A spot crosstalk suppression algorithm for monitoring the angular position of an MMA is proposed to address the issue of crosstalk between adjacent mirror surface reflections, which is prone to occur because of the high integration and small size of the MMA. Accordingly, the relative light intensity matrix is first calibrated by the light intensity of the micromirrors under test and neighboring micromirrors in the array. Because the relative light intensity matrix remains unchanged during the testing process, the centroid light intensity matrix equation can be derived through unified testing and data processing of the MMA. Solving the light intensity matrix equation, the influence of spot crosstalk during the testing process can be eliminated, and ultimately, the angular position information of each micromirror in the MMA can be obtained.

This study is based on an MMA angle position detection unit (Fig.2), and three different spot overfill ratios are considered (Table 1). The simulation results show that when the MMA is illuminated with spots under different extra spot ratios, the use of spot crosstalk suppression algorithms can improve the accuracy of the angular position of each micromirror in the MMA (Tables 2 and 3). When the crosstalk exists between the spot size and the size of a single micromirror, the spot-crosstalk suppression algorithm significantly improves the accuracy of the angular position of each micromirror in the MMA. The maximum detection error of the micromirror is reduced from 5387.48 μrad to 7.29 μrad, meeting the requirement of the free pupil illumination module specification that the detection error is less than 10 μrad. The data also show that the accuracy of the angular position of the middle micromirror in the MMA is 10^-2 μrad for different spot sizes; whereas, the error of the angular position of the peripheral micromirror is larger owing to its deviation from the detection system axis. Overall, the spot-crosstalk suppression algorithm can significantly improve the accuracy of the angular position of each micromirror in the MMA when crosstalk exists.

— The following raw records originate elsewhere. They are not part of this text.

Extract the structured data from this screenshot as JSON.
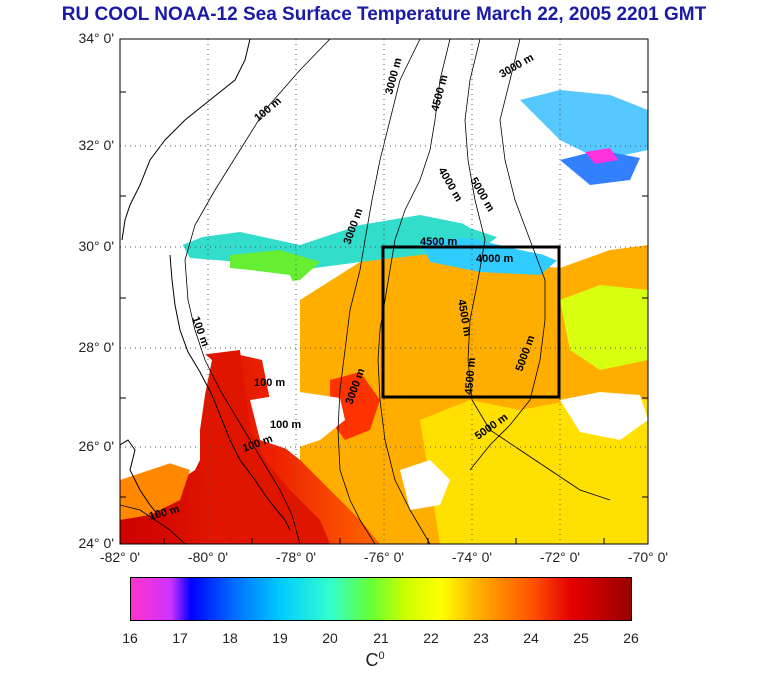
{
  "title": "RU COOL  NOAA-12 Sea Surface Temperature March 22, 2005 2201 GMT",
  "latitude_labels": [
    "34° 0'",
    "32° 0'",
    "30° 0'",
    "28° 0'",
    "26° 0'",
    "24° 0'"
  ],
  "longitude_labels": [
    "-82° 0'",
    "-80° 0'",
    "-78° 0'",
    "-76° 0'",
    "-74° 0'",
    "-72° 0'",
    "-70° 0'"
  ],
  "colorbar": {
    "ticks": [
      "16",
      "17",
      "18",
      "19",
      "20",
      "21",
      "22",
      "23",
      "24",
      "25",
      "26"
    ],
    "unit": "C",
    "unit_sup": "0"
  },
  "contour_labels": {
    "shelf": "100 m",
    "c3000": "3000 m",
    "c4000": "4000 m",
    "c4500": "4500 m",
    "c5000": "5000 m"
  },
  "colors": {
    "title": "#1a1aa6",
    "warm": "#e01500",
    "box": "#000000"
  }
}
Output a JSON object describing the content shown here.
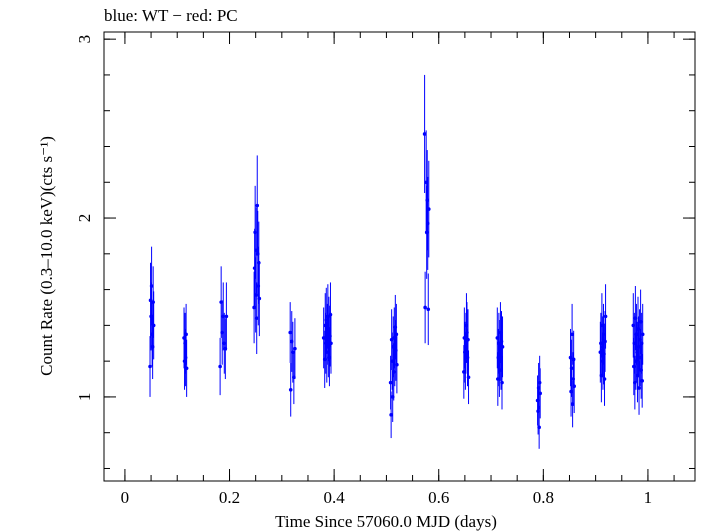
{
  "chart_data": {
    "type": "scatter",
    "title": "blue: WT − red: PC",
    "xlabel": "Time Since 57060.0 MJD (days)",
    "ylabel": "Count Rate (0.3–10.0 keV)(cts s⁻¹)",
    "xlim": [
      -0.04,
      1.09
    ],
    "ylim": [
      0.53,
      3.04
    ],
    "x_ticks": [
      {
        "value": 0,
        "label": "0"
      },
      {
        "value": 0.2,
        "label": "0.2"
      },
      {
        "value": 0.4,
        "label": "0.4"
      },
      {
        "value": 0.6,
        "label": "0.6"
      },
      {
        "value": 0.8,
        "label": "0.8"
      },
      {
        "value": 1,
        "label": "1"
      }
    ],
    "x_minor_step": 0.05,
    "y_ticks": [
      {
        "value": 1,
        "label": "1"
      },
      {
        "value": 2,
        "label": "2"
      },
      {
        "value": 3,
        "label": "3"
      }
    ],
    "y_minor_step": 0.2,
    "grid": false,
    "legend": "none",
    "series": [
      {
        "name": "WT",
        "color": "#0000ff",
        "points": [
          {
            "x": 0.048,
            "y": 1.17,
            "err": 0.17
          },
          {
            "x": 0.049,
            "y": 1.54,
            "err": 0.21
          },
          {
            "x": 0.05,
            "y": 1.45,
            "err": 0.19
          },
          {
            "x": 0.051,
            "y": 1.62,
            "err": 0.22
          },
          {
            "x": 0.052,
            "y": 1.35,
            "err": 0.18
          },
          {
            "x": 0.053,
            "y": 1.28,
            "err": 0.18
          },
          {
            "x": 0.054,
            "y": 1.53,
            "err": 0.2
          },
          {
            "x": 0.055,
            "y": 1.4,
            "err": 0.19
          },
          {
            "x": 0.113,
            "y": 1.33,
            "err": 0.17
          },
          {
            "x": 0.114,
            "y": 1.2,
            "err": 0.16
          },
          {
            "x": 0.115,
            "y": 1.3,
            "err": 0.17
          },
          {
            "x": 0.116,
            "y": 1.22,
            "err": 0.16
          },
          {
            "x": 0.117,
            "y": 1.35,
            "err": 0.17
          },
          {
            "x": 0.118,
            "y": 1.16,
            "err": 0.16
          },
          {
            "x": 0.182,
            "y": 1.17,
            "err": 0.16
          },
          {
            "x": 0.184,
            "y": 1.53,
            "err": 0.2
          },
          {
            "x": 0.186,
            "y": 1.36,
            "err": 0.18
          },
          {
            "x": 0.188,
            "y": 1.45,
            "err": 0.19
          },
          {
            "x": 0.19,
            "y": 1.3,
            "err": 0.17
          },
          {
            "x": 0.192,
            "y": 1.27,
            "err": 0.17
          },
          {
            "x": 0.194,
            "y": 1.45,
            "err": 0.19
          },
          {
            "x": 0.247,
            "y": 1.5,
            "err": 0.2
          },
          {
            "x": 0.248,
            "y": 1.72,
            "err": 0.22
          },
          {
            "x": 0.249,
            "y": 1.92,
            "err": 0.26
          },
          {
            "x": 0.25,
            "y": 1.57,
            "err": 0.21
          },
          {
            "x": 0.251,
            "y": 1.82,
            "err": 0.24
          },
          {
            "x": 0.252,
            "y": 1.44,
            "err": 0.2
          },
          {
            "x": 0.253,
            "y": 2.07,
            "err": 0.28
          },
          {
            "x": 0.254,
            "y": 1.8,
            "err": 0.24
          },
          {
            "x": 0.255,
            "y": 1.62,
            "err": 0.22
          },
          {
            "x": 0.256,
            "y": 1.75,
            "err": 0.23
          },
          {
            "x": 0.257,
            "y": 1.55,
            "err": 0.21
          },
          {
            "x": 0.316,
            "y": 1.36,
            "err": 0.17
          },
          {
            "x": 0.317,
            "y": 1.04,
            "err": 0.15
          },
          {
            "x": 0.319,
            "y": 1.31,
            "err": 0.17
          },
          {
            "x": 0.321,
            "y": 1.25,
            "err": 0.17
          },
          {
            "x": 0.323,
            "y": 1.11,
            "err": 0.15
          },
          {
            "x": 0.325,
            "y": 1.27,
            "err": 0.17
          },
          {
            "x": 0.38,
            "y": 1.33,
            "err": 0.17
          },
          {
            "x": 0.382,
            "y": 1.21,
            "err": 0.16
          },
          {
            "x": 0.383,
            "y": 1.4,
            "err": 0.18
          },
          {
            "x": 0.384,
            "y": 1.3,
            "err": 0.17
          },
          {
            "x": 0.385,
            "y": 1.43,
            "err": 0.18
          },
          {
            "x": 0.386,
            "y": 1.25,
            "err": 0.17
          },
          {
            "x": 0.387,
            "y": 1.35,
            "err": 0.17
          },
          {
            "x": 0.388,
            "y": 1.45,
            "err": 0.18
          },
          {
            "x": 0.389,
            "y": 1.28,
            "err": 0.17
          },
          {
            "x": 0.39,
            "y": 1.38,
            "err": 0.18
          },
          {
            "x": 0.391,
            "y": 1.22,
            "err": 0.16
          },
          {
            "x": 0.392,
            "y": 1.34,
            "err": 0.17
          },
          {
            "x": 0.393,
            "y": 1.46,
            "err": 0.18
          },
          {
            "x": 0.394,
            "y": 1.3,
            "err": 0.17
          },
          {
            "x": 0.508,
            "y": 1.08,
            "err": 0.15
          },
          {
            "x": 0.509,
            "y": 0.9,
            "err": 0.13
          },
          {
            "x": 0.51,
            "y": 1.32,
            "err": 0.17
          },
          {
            "x": 0.511,
            "y": 1.2,
            "err": 0.16
          },
          {
            "x": 0.512,
            "y": 1.0,
            "err": 0.14
          },
          {
            "x": 0.513,
            "y": 1.28,
            "err": 0.17
          },
          {
            "x": 0.514,
            "y": 1.14,
            "err": 0.16
          },
          {
            "x": 0.515,
            "y": 1.33,
            "err": 0.17
          },
          {
            "x": 0.516,
            "y": 1.22,
            "err": 0.16
          },
          {
            "x": 0.517,
            "y": 1.39,
            "err": 0.18
          },
          {
            "x": 0.518,
            "y": 1.26,
            "err": 0.17
          },
          {
            "x": 0.519,
            "y": 1.35,
            "err": 0.17
          },
          {
            "x": 0.52,
            "y": 1.18,
            "err": 0.16
          },
          {
            "x": 0.573,
            "y": 2.47,
            "err": 0.33
          },
          {
            "x": 0.574,
            "y": 1.5,
            "err": 0.2
          },
          {
            "x": 0.576,
            "y": 2.2,
            "err": 0.29
          },
          {
            "x": 0.577,
            "y": 1.92,
            "err": 0.26
          },
          {
            "x": 0.578,
            "y": 2.1,
            "err": 0.28
          },
          {
            "x": 0.579,
            "y": 1.97,
            "err": 0.26
          },
          {
            "x": 0.58,
            "y": 1.49,
            "err": 0.2
          },
          {
            "x": 0.581,
            "y": 2.05,
            "err": 0.27
          },
          {
            "x": 0.648,
            "y": 1.14,
            "err": 0.15
          },
          {
            "x": 0.649,
            "y": 1.33,
            "err": 0.17
          },
          {
            "x": 0.65,
            "y": 1.25,
            "err": 0.17
          },
          {
            "x": 0.651,
            "y": 1.2,
            "err": 0.16
          },
          {
            "x": 0.652,
            "y": 1.3,
            "err": 0.17
          },
          {
            "x": 0.653,
            "y": 1.4,
            "err": 0.18
          },
          {
            "x": 0.654,
            "y": 1.36,
            "err": 0.17
          },
          {
            "x": 0.655,
            "y": 1.22,
            "err": 0.16
          },
          {
            "x": 0.656,
            "y": 1.32,
            "err": 0.17
          },
          {
            "x": 0.657,
            "y": 1.11,
            "err": 0.15
          },
          {
            "x": 0.712,
            "y": 1.33,
            "err": 0.17
          },
          {
            "x": 0.713,
            "y": 1.1,
            "err": 0.15
          },
          {
            "x": 0.714,
            "y": 1.22,
            "err": 0.16
          },
          {
            "x": 0.715,
            "y": 1.3,
            "err": 0.17
          },
          {
            "x": 0.716,
            "y": 1.15,
            "err": 0.15
          },
          {
            "x": 0.717,
            "y": 1.26,
            "err": 0.17
          },
          {
            "x": 0.718,
            "y": 1.36,
            "err": 0.17
          },
          {
            "x": 0.719,
            "y": 1.2,
            "err": 0.16
          },
          {
            "x": 0.72,
            "y": 1.31,
            "err": 0.17
          },
          {
            "x": 0.721,
            "y": 1.08,
            "err": 0.15
          },
          {
            "x": 0.722,
            "y": 1.28,
            "err": 0.17
          },
          {
            "x": 0.789,
            "y": 0.98,
            "err": 0.14
          },
          {
            "x": 0.79,
            "y": 0.92,
            "err": 0.13
          },
          {
            "x": 0.791,
            "y": 1.05,
            "err": 0.14
          },
          {
            "x": 0.792,
            "y": 0.83,
            "err": 0.12
          },
          {
            "x": 0.793,
            "y": 1.08,
            "err": 0.15
          },
          {
            "x": 0.794,
            "y": 1.02,
            "err": 0.14
          },
          {
            "x": 0.852,
            "y": 1.22,
            "err": 0.16
          },
          {
            "x": 0.853,
            "y": 1.03,
            "err": 0.14
          },
          {
            "x": 0.854,
            "y": 1.16,
            "err": 0.16
          },
          {
            "x": 0.855,
            "y": 1.35,
            "err": 0.17
          },
          {
            "x": 0.856,
            "y": 0.96,
            "err": 0.13
          },
          {
            "x": 0.857,
            "y": 1.1,
            "err": 0.15
          },
          {
            "x": 0.858,
            "y": 1.21,
            "err": 0.16
          },
          {
            "x": 0.859,
            "y": 1.06,
            "err": 0.15
          },
          {
            "x": 0.909,
            "y": 1.25,
            "err": 0.17
          },
          {
            "x": 0.91,
            "y": 1.3,
            "err": 0.17
          },
          {
            "x": 0.911,
            "y": 1.12,
            "err": 0.15
          },
          {
            "x": 0.912,
            "y": 1.4,
            "err": 0.18
          },
          {
            "x": 0.913,
            "y": 1.28,
            "err": 0.17
          },
          {
            "x": 0.914,
            "y": 1.2,
            "err": 0.16
          },
          {
            "x": 0.915,
            "y": 1.35,
            "err": 0.17
          },
          {
            "x": 0.916,
            "y": 1.24,
            "err": 0.17
          },
          {
            "x": 0.917,
            "y": 1.1,
            "err": 0.15
          },
          {
            "x": 0.918,
            "y": 1.31,
            "err": 0.17
          },
          {
            "x": 0.919,
            "y": 1.45,
            "err": 0.18
          },
          {
            "x": 0.972,
            "y": 1.4,
            "err": 0.18
          },
          {
            "x": 0.973,
            "y": 1.17,
            "err": 0.16
          },
          {
            "x": 0.974,
            "y": 1.3,
            "err": 0.17
          },
          {
            "x": 0.975,
            "y": 1.08,
            "err": 0.15
          },
          {
            "x": 0.976,
            "y": 1.44,
            "err": 0.18
          },
          {
            "x": 0.977,
            "y": 1.2,
            "err": 0.16
          },
          {
            "x": 0.978,
            "y": 1.35,
            "err": 0.17
          },
          {
            "x": 0.979,
            "y": 1.25,
            "err": 0.17
          },
          {
            "x": 0.98,
            "y": 1.12,
            "err": 0.15
          },
          {
            "x": 0.981,
            "y": 1.38,
            "err": 0.18
          },
          {
            "x": 0.982,
            "y": 1.28,
            "err": 0.17
          },
          {
            "x": 0.983,
            "y": 1.05,
            "err": 0.15
          },
          {
            "x": 0.984,
            "y": 1.32,
            "err": 0.17
          },
          {
            "x": 0.985,
            "y": 1.22,
            "err": 0.16
          },
          {
            "x": 0.986,
            "y": 1.42,
            "err": 0.18
          },
          {
            "x": 0.987,
            "y": 1.15,
            "err": 0.16
          },
          {
            "x": 0.988,
            "y": 1.3,
            "err": 0.17
          },
          {
            "x": 0.989,
            "y": 1.09,
            "err": 0.15
          },
          {
            "x": 0.99,
            "y": 1.35,
            "err": 0.17
          }
        ]
      },
      {
        "name": "PC",
        "color": "#ff0000",
        "points": []
      }
    ]
  }
}
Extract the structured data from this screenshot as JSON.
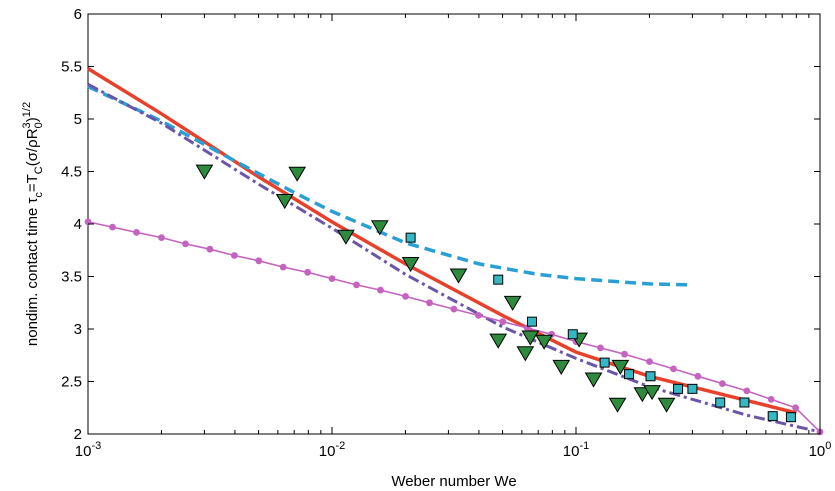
{
  "chart_data": {
    "type": "line",
    "xscale": "log",
    "xlim": [
      0.001,
      1
    ],
    "ylim": [
      2,
      6
    ],
    "grid": false,
    "legend": "none",
    "x_axis": {
      "label": "Weber number We",
      "ticks": [
        {
          "value": 0.001,
          "base": "10",
          "exp": "-3"
        },
        {
          "value": 0.01,
          "base": "10",
          "exp": "-2"
        },
        {
          "value": 0.1,
          "base": "10",
          "exp": "-1"
        },
        {
          "value": 1,
          "base": "10",
          "exp": "0"
        }
      ]
    },
    "y_axis": {
      "label_main": "nondim. contact time τ",
      "label_sub": "c",
      "label_eq": "=T",
      "label_sub2": "C",
      "label_paren": "(σ/ρR",
      "label_sup_r": "3",
      "label_sub_r": "0",
      "label_close": ")",
      "label_sup": "1/2",
      "ticks": [
        "2",
        "2.5",
        "3",
        "3.5",
        "4",
        "4.5",
        "5",
        "5.5",
        "6"
      ],
      "tick_values": [
        2,
        2.5,
        3,
        3.5,
        4,
        4.5,
        5,
        5.5,
        6
      ]
    },
    "series": [
      {
        "style": "solid",
        "color": "#e8412b",
        "x": [
          0.001,
          0.002,
          0.005,
          0.01,
          0.02,
          0.05,
          0.1,
          0.2,
          0.5,
          0.8
        ],
        "y": [
          5.48,
          5.05,
          4.45,
          4.02,
          3.62,
          3.13,
          2.78,
          2.55,
          2.32,
          2.2
        ]
      },
      {
        "style": "dashed",
        "color": "#2a9fd6",
        "x": [
          0.001,
          0.002,
          0.004,
          0.007,
          0.01,
          0.02,
          0.04,
          0.07,
          0.1,
          0.15,
          0.2,
          0.3
        ],
        "y": [
          5.31,
          4.98,
          4.6,
          4.3,
          4.12,
          3.82,
          3.62,
          3.52,
          3.48,
          3.45,
          3.43,
          3.42
        ]
      },
      {
        "style": "dashdot",
        "color": "#6b55a8",
        "x": [
          0.001,
          0.002,
          0.005,
          0.01,
          0.02,
          0.05,
          0.1,
          0.2,
          0.5,
          1
        ],
        "y": [
          5.33,
          4.96,
          4.38,
          3.96,
          3.52,
          3.02,
          2.72,
          2.45,
          2.18,
          2.02
        ]
      },
      {
        "style": "solid-dots",
        "color": "#c563c0",
        "x": [
          0.001,
          0.00126,
          0.00158,
          0.002,
          0.00251,
          0.00316,
          0.00398,
          0.00501,
          0.00631,
          0.00794,
          0.01,
          0.0126,
          0.0158,
          0.02,
          0.0251,
          0.0316,
          0.0398,
          0.0501,
          0.0631,
          0.0794,
          0.1,
          0.126,
          0.158,
          0.2,
          0.251,
          0.316,
          0.398,
          0.501,
          0.631,
          0.794,
          1
        ],
        "y": [
          4.02,
          3.97,
          3.92,
          3.87,
          3.81,
          3.76,
          3.7,
          3.65,
          3.59,
          3.54,
          3.48,
          3.42,
          3.37,
          3.31,
          3.25,
          3.19,
          3.13,
          3.07,
          3.01,
          2.95,
          2.88,
          2.82,
          2.76,
          2.69,
          2.62,
          2.55,
          2.48,
          2.41,
          2.33,
          2.25,
          2.02
        ]
      }
    ],
    "markers": [
      {
        "shape": "triangle-down",
        "fill": "#2e8b3e",
        "points": [
          {
            "x": 0.003,
            "y": 4.5
          },
          {
            "x": 0.0064,
            "y": 4.22
          },
          {
            "x": 0.0072,
            "y": 4.48
          },
          {
            "x": 0.0114,
            "y": 3.88
          },
          {
            "x": 0.0157,
            "y": 3.97
          },
          {
            "x": 0.021,
            "y": 3.62
          },
          {
            "x": 0.033,
            "y": 3.51
          },
          {
            "x": 0.048,
            "y": 2.89
          },
          {
            "x": 0.055,
            "y": 3.25
          },
          {
            "x": 0.062,
            "y": 2.77
          },
          {
            "x": 0.065,
            "y": 2.92
          },
          {
            "x": 0.074,
            "y": 2.88
          },
          {
            "x": 0.087,
            "y": 2.64
          },
          {
            "x": 0.103,
            "y": 2.9
          },
          {
            "x": 0.118,
            "y": 2.52
          },
          {
            "x": 0.148,
            "y": 2.28
          },
          {
            "x": 0.152,
            "y": 2.64
          },
          {
            "x": 0.187,
            "y": 2.38
          },
          {
            "x": 0.205,
            "y": 2.4
          },
          {
            "x": 0.235,
            "y": 2.28
          }
        ]
      },
      {
        "shape": "square",
        "fill": "#36b7c4",
        "points": [
          {
            "x": 0.021,
            "y": 3.87
          },
          {
            "x": 0.048,
            "y": 3.47
          },
          {
            "x": 0.066,
            "y": 3.07
          },
          {
            "x": 0.097,
            "y": 2.95
          },
          {
            "x": 0.131,
            "y": 2.68
          },
          {
            "x": 0.165,
            "y": 2.57
          },
          {
            "x": 0.202,
            "y": 2.55
          },
          {
            "x": 0.262,
            "y": 2.43
          },
          {
            "x": 0.3,
            "y": 2.43
          },
          {
            "x": 0.39,
            "y": 2.3
          },
          {
            "x": 0.49,
            "y": 2.3
          },
          {
            "x": 0.64,
            "y": 2.17
          },
          {
            "x": 0.76,
            "y": 2.16
          }
        ]
      }
    ]
  }
}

This study proposes a spot crosstalk suppression algorithm. The reflection intensities of the micromirrors to be tested and their neighboring mirrors are measured in advance to determine the relative light intensity matrix in the MMA angle position measurement. The centroid light-intensity matrix equation of the MMA can be derived by combining this matrix with the relative light-intensity matrix obtained through MMA scanning and calibration. The angle position of each micromirror in the MMA can be obtained by solving the centroid light intensity matrix equation, which significantly improves the accuracy of the angle position determination when spot crosstalk is present. With this method, the accuracy of the angle-position determination of each micromirror in the MMA can be improved to within 10 μrad, which meets the requirements for detecting the angle positions of the micromirrors in the free-illumination module of lithography machines. Therefore, the proposed detection method effectively solves the crosstalk problem in the MMA detection process, which is of great significance for the practical application of free-pupil illumination modules in lithography machines.